The Macro Setup Heading Into the Meeting
Two data prints collapsed the cut narrative in the past two weeks. On June 6, the Bureau of Labor Statistics reported 172,000 nonfarm payrolls for May, more than twice the 80,000 consensus. The Nasdaq Composite fell 4.18 percent, the S&P 500 dropped 2.64 percent, and ten-year Treasury yields jumped 22 basis points to 4.54 percent as the bond pit began pricing a potential hike rather than a cut. Two days later the University of Michigan year-ahead inflation expectation print landed at 4.6 percent, the second-highest reading since the 1980s. On Friday June 13, the European Central Bank raised its deposit rate 25 basis points to 2.25 percent, the first ECB upward move since 2023. If Frankfurt is releasing the brake and Washington does nothing, the dollar weakens and import pressure rises. If Washington pulls the brake harder, Warsh risks an open confrontation with the White House inside his first week.
What the June 17 Dot Plot Is Expected to Print
March’s Summary of Economic Projections placed the 2026 median dot at 3.13 percent, implying two cuts. Markets are now pricing the June median at 3.25 to 3.38 percent, one cut, with the distribution likely widening above 4.00 percent and below 3.00 percent on the tails. Warsh has spent a decade attacking the dot plot as “illusory precision,” and the May 2026 Senate confirmation hearing produced the narrowest vote margin in modern central-bank history. Two clean signals will matter: the new median and the dispersion around it, not the rate decision. If the median drifts to 3.38 percent and three members place dots above 4.00 percent, the front end reprices 15 to 20 basis points higher. If three members place dots below 3.00 percent, the curve bull-flattens and the long end sells off on growth concerns rather than inflation.
The Curve, the Currency, and the Cross-Asset Signal
The 30-year auction on June 12 cleared at 4.84 percent with a 2.31 bid-to-cover ratio, the weakest tail of the year, and the 2s10s spread sits at 22 basis points, the flattest since March 2023. The 5s30s curve has briefly inverted to minus 3 basis points. DXY is at 104.10, EUR/USD at 1.0840, and gold has cleared 4,328 dollars per ounce on the divergence trade. Brent crude has fallen to a recent low as Iran-deal optimism and the ECB hike pull the dollar in opposite directions. The mortgage spread sits at 198 basis points, the widest since November 2022, and the August refunding is likely to lift coupon issuance by roughly 4.2 percent. Whoever positions into the press conference at 2:30 p.m. Eastern is positioning on the median dot and the spread around it, not on the rate.

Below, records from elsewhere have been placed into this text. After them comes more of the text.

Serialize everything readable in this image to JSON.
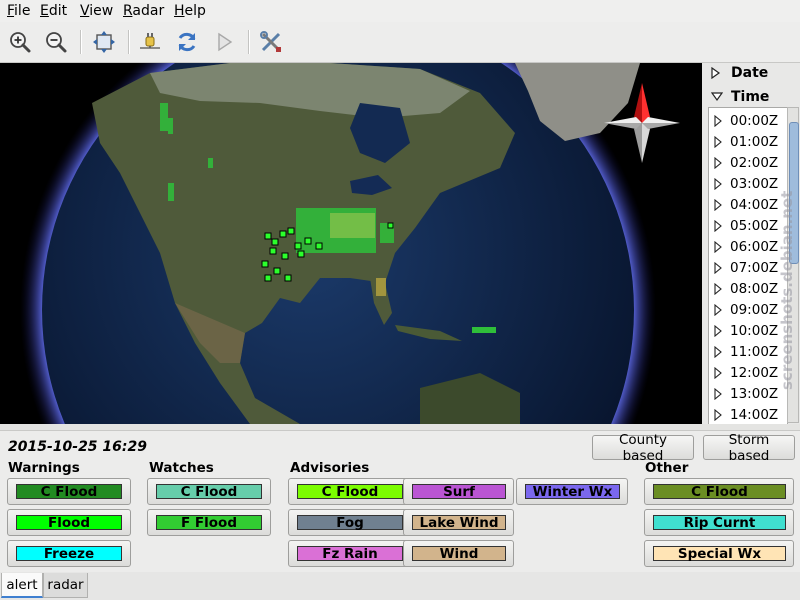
{
  "menubar": {
    "file": "File",
    "edit": "Edit",
    "view": "View",
    "radar": "Radar",
    "help": "Help"
  },
  "sidebar": {
    "date_label": "Date",
    "time_label": "Time",
    "times": [
      "00:00Z",
      "01:00Z",
      "02:00Z",
      "03:00Z",
      "04:00Z",
      "05:00Z",
      "06:00Z",
      "07:00Z",
      "08:00Z",
      "09:00Z",
      "10:00Z",
      "11:00Z",
      "12:00Z",
      "13:00Z",
      "14:00Z"
    ]
  },
  "alerts": {
    "datetime": "2015-10-25 16:29",
    "county_based": "County based",
    "storm_based": "Storm based",
    "warnings": {
      "title": "Warnings",
      "c_flood": "C Flood",
      "flood": "Flood",
      "freeze": "Freeze"
    },
    "watches": {
      "title": "Watches",
      "c_flood": "C Flood",
      "f_flood": "F Flood"
    },
    "advisories": {
      "title": "Advisories",
      "c_flood": "C Flood",
      "surf": "Surf",
      "winter_wx": "Winter Wx",
      "fog": "Fog",
      "lake_wind": "Lake Wind",
      "fz_rain": "Fz Rain",
      "wind": "Wind"
    },
    "other": {
      "title": "Other",
      "c_flood": "C Flood",
      "rip_curnt": "Rip Curnt",
      "special_wx": "Special Wx"
    }
  },
  "colors": {
    "warn_c_flood": "#228b22",
    "warn_flood": "#00ff00",
    "warn_freeze": "#00ffff",
    "watch_c_flood": "#66cdaa",
    "watch_f_flood": "#32cd32",
    "adv_c_flood": "#7cfc00",
    "adv_surf": "#ba55d3",
    "adv_winter_wx": "#7b68ee",
    "adv_fog": "#708090",
    "adv_lake_wind": "#d2b48c",
    "adv_fz_rain": "#da70d6",
    "adv_wind": "#d2b48c",
    "oth_c_flood": "#6b8e23",
    "oth_rip_curnt": "#40e0d0",
    "oth_special_wx": "#ffe4b5"
  },
  "tabs": {
    "alert": "alert",
    "radar": "radar"
  },
  "watermark": "screenshots.debian.net"
}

What to Watch Into Jackson Hole and the September SEP
Three windows matter between now and the August 22 Jackson Hole symposium. The post-meeting minutes in three weeks will reveal how fractured the committee is on balance-sheet runoff language. The May PCE release on June 27 will test the one-cut narrative: a core print above 3.0 percent invalidates it, below 2.8 percent locks it in. The July 30 fiscal-package vote in Brazil and the Bank of Japan meeting on June 18-19 will set the carry trade into the ECB’s Sintra Forum on June 24-26, where Lagarde and Powell will share a stage and the second half of 2026 will be priced in real time. Warsh has now inherited the trade the ECB just made: hold the rate, signal the data dependency, and let the dot plot do the work. Until then, the front end is range-bound, the long end is the trade, and the Fed is the only story that matters.